The Heatons were in the process of adopting the girls before last week’s earthquake.Late Monday night, Else said the Heatons were on their way to Pittsburg, PA, to be reunited with their new daughters—Bettania, 8, and Dieunette, 2.
“Their girls were on a plane that the governor of Pennsylvania had taken to Haiti to evacuate the Bresma Orphanage,” Else said, noting that the girls had lived at the orphanage in Port au Prince which was damaged in the earthquake.

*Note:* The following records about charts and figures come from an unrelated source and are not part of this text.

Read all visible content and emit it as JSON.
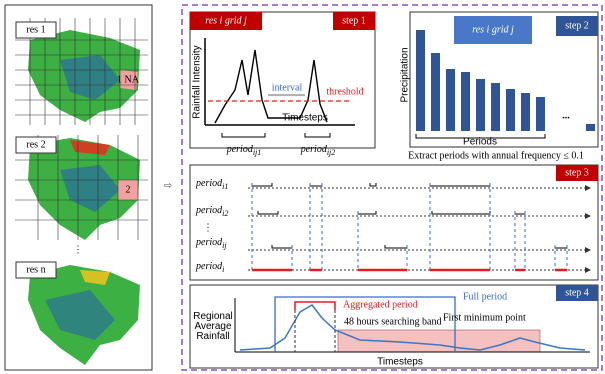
{
  "maps": {
    "labels": [
      "res 1",
      "res 2",
      "res n"
    ],
    "ellipsis": "⋮",
    "marker1": "1 NA",
    "marker2": "2"
  },
  "arrow": "⇨",
  "step1": {
    "header": "res i  grid j",
    "step": "step 1",
    "ylabel": "Rainfall Intensity",
    "interval": "interval",
    "threshold": "threshold",
    "xlabel": "Timesteps",
    "periods": [
      {
        "base": "period",
        "sub": "ij1"
      },
      {
        "base": "period",
        "sub": "ij2"
      }
    ]
  },
  "step2": {
    "header": "res i  grid j",
    "step": "step 2",
    "ylabel": "Precipitation",
    "xlabel": "Periods",
    "dots": "...",
    "caption": "Extract periods with annual frequency ≤ 0.1"
  },
  "step3": {
    "step": "step 3",
    "rows": [
      {
        "base": "period",
        "sub": "i1"
      },
      {
        "base": "period",
        "sub": "i2"
      },
      {
        "base": "period",
        "sub": "ij"
      },
      {
        "base": "period",
        "sub": "i"
      }
    ],
    "ellipsis": "⋮"
  },
  "step4": {
    "step": "step 4",
    "ylabel": [
      "Regional",
      "Average",
      "Rainfall"
    ],
    "aggregated": "Aggregated period",
    "full": "Full period",
    "band": "48 hours searching band",
    "first_min": "First minimum point",
    "xlabel": "Timesteps"
  }
}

She said it’s been an emotional roller coaster for her relatives since the papers had been signed and they were waiting for a phone call to pick up the girls.
“Then the earthquake hit and the paperwork was destroyed,” Else said.
After the disaster, she said two sisters from Pittsburgh who operate the orphanage had stayed with the children.
“But the building wasn’t safe and they all slept outside,” Else said. “They had little food and water, if any.”
Else said 150 children at the orphanage needed refugee status to get to the United States. Thirty of the orphans have been adopted by families, like the Heatons, in the United States.
“The other children have had offers from many people to help secure them a home,” she said.
Many people, particularly U.S. senators and congressional representatives, have been working around the clock to help obtain the right paperwork for the orphan girls to come to the United States, she said.
“Thanks for all prayers and networking efforts,” Else said. “It took everyone’s efforts to bring this about.
“Please don’t forget the other orphans that still remain in peril in Haiti.”
Else said the Heatons were expected to return home with their new daughters Tuesday (yesterday).
She noted that Dieunette spent six months with the Heatons shortly after she was born with a birth defect.
Doctors at the University of Nebraska Medical Center offered to do surgery free of charge and she stayed with the Heatons.
“Her mom didn’t want to give her up for adoption so the Heatons had to take her back after her recovery,” Else said. “Later, the mother decided they could adopt her and the Heatons have been going through that paperwork for over a year.